The Church of St. Michael and All Angels built in 1834/5 by George Wightwick, was the gift of Sir Thomas Dyke Acland. The church reflects the history of the area which it serves, which had enjoyed a new prosperity with the cutting of the Bude Canal, at great expense, between 1819-26.
St Michael’s was originally built as a Chapel of Ease to nearby Stratton Church, and only later became the parish church of Bude Haven as the town expanded with the advent of the London and South Western Railway in the 1890’s and its new found popularity as a holiday resort – somewhat sharply described by John Betjemen as “an East Anglian resort facing the wrong way”.
Bude started to become fashionable as a resort in the middle of the 19th century and the character of the town has been particularly defined by its Victorian development as a tourist destination. Fortunately the town has not been disfigured by large-scale 20th century tourist development or excessive commercialisation.
The extensive green areas of Maer, Summerleaze and Efford Downs, the golf course, the valley of the River Neet, the Bude Canal and the agricultural land separating Stratton and Bude create a distinctive pattern of countryside interspersing the built development areas.
Visitors are drawn to the area to spend time on our beautiful sandy beaches, walk the coastal paths or surf in the Atlantic waves. Children can safely swim in our unique Sea Pool on Summerleaze Beach, guarded throughout the holiday season by our ever watchful Bude Surf Life Savers.
Hartland Quay, with its wild, majestic sea and landscape, historic Tintagel and the well known port of Boscastle are all within easy driving distance.
Those of us who are fortunate enough to live here enjoy quiet, uncluttered roads and a relaxing lifestyle.
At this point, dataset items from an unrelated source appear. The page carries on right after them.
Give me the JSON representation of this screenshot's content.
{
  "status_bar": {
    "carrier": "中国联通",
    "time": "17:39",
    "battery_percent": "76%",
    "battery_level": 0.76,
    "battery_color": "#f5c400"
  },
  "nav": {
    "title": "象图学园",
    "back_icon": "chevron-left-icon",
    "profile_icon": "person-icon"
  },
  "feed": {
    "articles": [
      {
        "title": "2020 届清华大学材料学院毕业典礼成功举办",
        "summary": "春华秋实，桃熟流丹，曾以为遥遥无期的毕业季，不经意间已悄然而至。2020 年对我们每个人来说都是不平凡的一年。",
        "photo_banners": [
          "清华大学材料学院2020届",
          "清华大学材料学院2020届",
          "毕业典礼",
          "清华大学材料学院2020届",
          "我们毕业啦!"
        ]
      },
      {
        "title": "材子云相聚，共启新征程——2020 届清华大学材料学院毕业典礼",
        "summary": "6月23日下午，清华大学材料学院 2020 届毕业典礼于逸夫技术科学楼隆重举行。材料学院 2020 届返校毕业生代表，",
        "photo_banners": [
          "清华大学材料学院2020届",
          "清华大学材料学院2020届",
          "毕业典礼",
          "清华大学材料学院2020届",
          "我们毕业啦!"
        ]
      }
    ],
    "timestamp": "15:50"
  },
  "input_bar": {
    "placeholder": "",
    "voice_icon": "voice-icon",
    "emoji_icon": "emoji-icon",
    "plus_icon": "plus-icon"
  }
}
Parishes in the Benefice are administered by Cornwall Council and represented in parliament by the constituency of North Cornwall.
The graveyard is testimony to this treacherous coast which has always had a fearful reputation among mariners. Over the centuries, the sheer cliffs and jutting reefs have wrecked hundreds of vessels and claimed countless seafarers, some of whom are buried here. Headstones include that of 11 year old George Henry, downed June 1860; Barnabas Stanlake Shazell, drowned at Saunton, whose body was recovered here, two months later in 1899; Michael Fish, downed November 1872 and his wife who died presumably of grief a month later; and Captain Henry Thomas of Tenby, master of the smack Enterprise, who drowned at Bude in 1866.
Perhaps the most tragic is a gravestone that reads…“Here lie deposited, the remains of the Chief Mate and thirteen seamen, a portion of the crew of the Bencoolen, which was wrecked at the entrance to this Harbour. October 21st, 1862.”